New Material Outshines Diamond's Toughness

University of Houston

Researchers at the University of Houston have achieved a major scientific milestone in the study of heat transfer. Their new findings overturn long-standing assumptions about thermal conductivity and reveal that boron arsenide (BAs) can conduct heat more effectively than diamond, which has long been considered the benchmark among isotropic materials.

The research team discovered that when BAs crystals are produced with exceptional purity, they can reach thermal conductivity values greater than 2,100 watts per meter per Kelvin (W/mK) at room temperature -- possibly surpassing diamond itself.

Published in Materials Today, the study challenges existing theoretical models and could reshape how scientists think about heat movement through solid materials. The results also point to a promising new semiconductor option for devices that demand advanced thermal management, including smartphones, high-power electronics, and data centers.

"We trust our measurement; our data is correct and that means the theory needs correction," said Zhifeng Ren, corresponding author and a professor of physics in UH's College of Natural Sciences and Mathematics. "I'm not saying the theory is wrong, but an adjustment needs to be made to be consistent with the experimental data."

Breaking Through Long-Held Limits

The discovery emerged from a collaboration among the University of Houston's Texas Center for Superconductivity (directed by Ren), the University of California, Santa Barbara, and Boston College.

For more than a decade, boron arsenide has intrigued scientists. In 2013, Boston College physicist and study co-author David Broido and colleagues predicted that BAs could theoretically conduct heat as efficiently -- or even better -- than diamond. However, revised models in 2017 added a complex factor known as four-phonon scattering, which reduced predicted performance to around 1,360 W/mK. This caused many in the field to abandon the idea that BAs could exceed diamond's conductivity.

Ren's group, however, suspected the problem wasn't the material's intrinsic ability but the impurities within it. Earlier experimental samples contained defects that limited performance to about 1,300 W/mK, well below the ideal conditions used in theoretical predictions.

Cleaner Crystals, Record-Breaking Results

By refining raw arsenic and developing improved synthesis methods, the UH-led team created boron arsenide crystals with significantly fewer imperfections. When tested, these high-purity samples demonstrated a remarkable thermal conductivity above 2,100 W/mK -- surpassing not only earlier experimental results but also the theoretical ceiling itself.

This achievement confirms that material purity plays a decisive role in heat transfer performance and opens a path toward even more efficient heat-conducting materials.

Why the Discovery Matters

The implications of this breakthrough extend far beyond laboratory measurements. Boron arsenide has the potential to revolutionize electronics and semiconductor technology by providing a material that both dissipates heat effectively and performs as a high-quality semiconductor.

Its advantages include:

  • Easier and more cost-effective manufacturing compared to diamond, without the need for extreme temperature or pressure.
  • Exceptional thermal conductivity combined with efficient semiconductor behavior.
  • Potentially superior electronic performance compared to silicon due to its high carrier mobility, wide band gap, and well-matched coefficient of thermal expansion.

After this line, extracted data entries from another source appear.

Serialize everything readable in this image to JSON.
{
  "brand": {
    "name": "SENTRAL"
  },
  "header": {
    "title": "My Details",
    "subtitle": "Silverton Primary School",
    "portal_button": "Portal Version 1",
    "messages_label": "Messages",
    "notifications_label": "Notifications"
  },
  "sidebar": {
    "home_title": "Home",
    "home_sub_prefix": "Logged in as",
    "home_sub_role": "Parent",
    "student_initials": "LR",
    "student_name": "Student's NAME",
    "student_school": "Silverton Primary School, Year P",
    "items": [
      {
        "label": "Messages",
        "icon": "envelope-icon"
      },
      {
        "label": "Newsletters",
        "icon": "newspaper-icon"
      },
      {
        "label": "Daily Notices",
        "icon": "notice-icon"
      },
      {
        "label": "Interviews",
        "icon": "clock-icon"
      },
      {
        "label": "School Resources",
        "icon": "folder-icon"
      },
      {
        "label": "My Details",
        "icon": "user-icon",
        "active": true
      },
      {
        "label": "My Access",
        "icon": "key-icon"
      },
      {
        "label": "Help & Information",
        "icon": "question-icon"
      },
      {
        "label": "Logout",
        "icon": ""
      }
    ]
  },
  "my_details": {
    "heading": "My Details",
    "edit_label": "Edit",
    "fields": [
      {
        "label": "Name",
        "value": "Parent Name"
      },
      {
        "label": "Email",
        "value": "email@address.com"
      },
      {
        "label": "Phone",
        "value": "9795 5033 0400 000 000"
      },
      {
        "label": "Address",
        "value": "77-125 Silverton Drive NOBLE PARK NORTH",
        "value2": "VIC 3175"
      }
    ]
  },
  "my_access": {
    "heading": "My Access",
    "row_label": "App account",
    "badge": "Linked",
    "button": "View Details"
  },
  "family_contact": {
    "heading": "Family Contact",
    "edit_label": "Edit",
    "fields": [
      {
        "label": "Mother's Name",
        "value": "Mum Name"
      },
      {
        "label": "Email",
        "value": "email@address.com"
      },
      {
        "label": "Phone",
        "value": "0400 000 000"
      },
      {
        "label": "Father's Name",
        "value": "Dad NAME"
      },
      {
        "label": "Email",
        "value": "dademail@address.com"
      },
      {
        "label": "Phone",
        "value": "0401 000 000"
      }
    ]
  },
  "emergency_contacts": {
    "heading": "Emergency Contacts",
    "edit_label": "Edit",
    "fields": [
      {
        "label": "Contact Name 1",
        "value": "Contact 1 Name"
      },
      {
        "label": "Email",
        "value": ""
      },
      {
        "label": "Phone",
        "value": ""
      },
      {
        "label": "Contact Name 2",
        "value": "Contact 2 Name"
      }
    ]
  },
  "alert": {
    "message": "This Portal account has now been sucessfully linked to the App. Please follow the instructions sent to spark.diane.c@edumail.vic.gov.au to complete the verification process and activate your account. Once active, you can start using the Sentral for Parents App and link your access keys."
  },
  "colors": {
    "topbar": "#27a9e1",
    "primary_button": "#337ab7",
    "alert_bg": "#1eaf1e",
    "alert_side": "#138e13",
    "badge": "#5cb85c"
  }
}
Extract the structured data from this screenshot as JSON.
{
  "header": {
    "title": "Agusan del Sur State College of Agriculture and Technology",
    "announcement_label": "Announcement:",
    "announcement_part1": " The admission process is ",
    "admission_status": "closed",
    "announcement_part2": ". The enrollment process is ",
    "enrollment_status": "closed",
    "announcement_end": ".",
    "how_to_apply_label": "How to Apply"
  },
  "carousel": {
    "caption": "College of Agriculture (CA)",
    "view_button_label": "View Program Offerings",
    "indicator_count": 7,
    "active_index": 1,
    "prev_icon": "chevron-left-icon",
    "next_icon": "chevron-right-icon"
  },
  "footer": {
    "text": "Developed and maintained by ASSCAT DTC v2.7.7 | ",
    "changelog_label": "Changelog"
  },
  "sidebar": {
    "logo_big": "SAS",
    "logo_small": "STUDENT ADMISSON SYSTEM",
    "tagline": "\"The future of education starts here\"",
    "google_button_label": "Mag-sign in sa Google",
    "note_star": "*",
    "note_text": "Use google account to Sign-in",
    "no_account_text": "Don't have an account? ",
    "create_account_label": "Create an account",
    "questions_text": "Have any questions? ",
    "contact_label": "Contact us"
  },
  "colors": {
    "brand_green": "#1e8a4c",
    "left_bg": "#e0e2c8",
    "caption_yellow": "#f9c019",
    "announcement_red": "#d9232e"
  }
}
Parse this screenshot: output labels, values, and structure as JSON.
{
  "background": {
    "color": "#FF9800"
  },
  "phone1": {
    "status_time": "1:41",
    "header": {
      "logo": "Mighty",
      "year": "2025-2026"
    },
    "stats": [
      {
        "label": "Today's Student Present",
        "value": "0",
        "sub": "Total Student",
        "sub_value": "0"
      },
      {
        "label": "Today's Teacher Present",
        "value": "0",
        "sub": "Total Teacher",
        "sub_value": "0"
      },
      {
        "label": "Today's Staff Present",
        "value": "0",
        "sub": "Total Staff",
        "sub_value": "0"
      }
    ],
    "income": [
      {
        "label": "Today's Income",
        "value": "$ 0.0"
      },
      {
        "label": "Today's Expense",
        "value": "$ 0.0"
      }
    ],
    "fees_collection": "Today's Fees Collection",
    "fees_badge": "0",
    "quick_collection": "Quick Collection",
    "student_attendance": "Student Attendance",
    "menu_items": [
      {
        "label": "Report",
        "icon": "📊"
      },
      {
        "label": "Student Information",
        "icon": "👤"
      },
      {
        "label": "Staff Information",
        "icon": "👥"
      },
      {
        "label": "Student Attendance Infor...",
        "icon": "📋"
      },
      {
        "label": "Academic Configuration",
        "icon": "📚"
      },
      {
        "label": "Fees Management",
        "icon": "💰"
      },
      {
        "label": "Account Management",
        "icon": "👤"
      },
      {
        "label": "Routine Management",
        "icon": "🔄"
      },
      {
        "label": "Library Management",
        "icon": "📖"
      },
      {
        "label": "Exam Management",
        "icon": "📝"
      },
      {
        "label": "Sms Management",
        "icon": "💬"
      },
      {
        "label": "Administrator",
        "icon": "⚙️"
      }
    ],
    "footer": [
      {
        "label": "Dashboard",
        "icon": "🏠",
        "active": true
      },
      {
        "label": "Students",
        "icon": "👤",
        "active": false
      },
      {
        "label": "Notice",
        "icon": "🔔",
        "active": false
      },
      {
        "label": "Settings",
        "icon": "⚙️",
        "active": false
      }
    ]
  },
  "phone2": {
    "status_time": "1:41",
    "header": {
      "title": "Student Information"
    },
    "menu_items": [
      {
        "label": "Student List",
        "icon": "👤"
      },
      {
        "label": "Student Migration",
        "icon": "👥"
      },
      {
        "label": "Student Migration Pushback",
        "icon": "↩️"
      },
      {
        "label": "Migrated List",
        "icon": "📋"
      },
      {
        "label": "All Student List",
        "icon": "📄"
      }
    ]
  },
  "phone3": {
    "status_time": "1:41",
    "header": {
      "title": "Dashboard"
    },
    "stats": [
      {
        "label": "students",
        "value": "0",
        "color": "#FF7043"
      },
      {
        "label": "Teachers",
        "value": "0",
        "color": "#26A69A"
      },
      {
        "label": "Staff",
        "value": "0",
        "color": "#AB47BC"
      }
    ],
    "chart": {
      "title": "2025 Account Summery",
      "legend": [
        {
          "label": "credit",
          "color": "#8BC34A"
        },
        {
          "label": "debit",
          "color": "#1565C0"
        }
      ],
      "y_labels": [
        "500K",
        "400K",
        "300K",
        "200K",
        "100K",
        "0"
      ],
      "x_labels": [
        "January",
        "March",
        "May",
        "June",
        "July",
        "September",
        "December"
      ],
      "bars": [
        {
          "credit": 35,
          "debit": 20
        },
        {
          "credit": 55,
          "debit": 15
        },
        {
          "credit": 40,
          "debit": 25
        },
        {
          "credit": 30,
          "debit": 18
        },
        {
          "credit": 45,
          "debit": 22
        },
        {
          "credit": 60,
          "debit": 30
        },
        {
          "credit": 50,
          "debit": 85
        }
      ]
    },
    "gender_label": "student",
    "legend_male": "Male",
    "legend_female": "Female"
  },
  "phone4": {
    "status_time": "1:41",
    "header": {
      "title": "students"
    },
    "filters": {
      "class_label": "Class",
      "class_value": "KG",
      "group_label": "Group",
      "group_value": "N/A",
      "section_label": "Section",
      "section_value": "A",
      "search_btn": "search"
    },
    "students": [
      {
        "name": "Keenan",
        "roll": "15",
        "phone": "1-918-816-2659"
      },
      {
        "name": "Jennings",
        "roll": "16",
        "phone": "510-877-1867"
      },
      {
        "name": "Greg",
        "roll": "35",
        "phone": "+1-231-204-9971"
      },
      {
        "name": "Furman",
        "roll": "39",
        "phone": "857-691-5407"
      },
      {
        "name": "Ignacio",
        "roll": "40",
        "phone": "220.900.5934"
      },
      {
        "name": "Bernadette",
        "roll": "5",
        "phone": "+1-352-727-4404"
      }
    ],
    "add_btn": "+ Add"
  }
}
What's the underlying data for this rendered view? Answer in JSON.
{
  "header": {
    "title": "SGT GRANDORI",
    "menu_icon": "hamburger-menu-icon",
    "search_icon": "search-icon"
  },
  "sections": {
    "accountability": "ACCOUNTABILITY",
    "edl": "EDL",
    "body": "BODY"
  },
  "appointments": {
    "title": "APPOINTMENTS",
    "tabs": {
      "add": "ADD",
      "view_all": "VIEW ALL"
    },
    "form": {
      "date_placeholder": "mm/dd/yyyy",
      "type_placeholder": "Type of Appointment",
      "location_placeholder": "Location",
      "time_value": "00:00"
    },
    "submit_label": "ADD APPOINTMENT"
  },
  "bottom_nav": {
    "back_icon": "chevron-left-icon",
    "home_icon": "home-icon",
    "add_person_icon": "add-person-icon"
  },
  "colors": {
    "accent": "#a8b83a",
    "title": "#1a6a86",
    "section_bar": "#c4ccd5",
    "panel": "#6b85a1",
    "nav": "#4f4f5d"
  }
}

"This new material, it's so wonderful," Ren said. "It has the best properties of a good semiconductor, and a good thermal conductor -- all sorts of good properties in one material. That has never happened in other semiconducting materials."

Looking Forward: Pushing the Boundaries of Physics

Although this discovery marks a new frontier, the work is ongoing. Researchers at the Texas Center for Superconductivity plan to continue refining their methods, aiming to enhance boron arsenide's performance even further.

The study is part of a $2.8 million National Science Foundation project led by Bolin Liao at UC Santa Barbara, with contributions from the University of Houston, the University of Notre Dame, and UC Irvine. The research also receives partial support from industrial partner Qorvo.

Ren encourages scientists to revisit existing models and challenge theoretical assumptions that may have underestimated materials like BAs.

"You shouldn't let a theory prevent you from discovering something even bigger, and this exactly happened in this work," Ren said.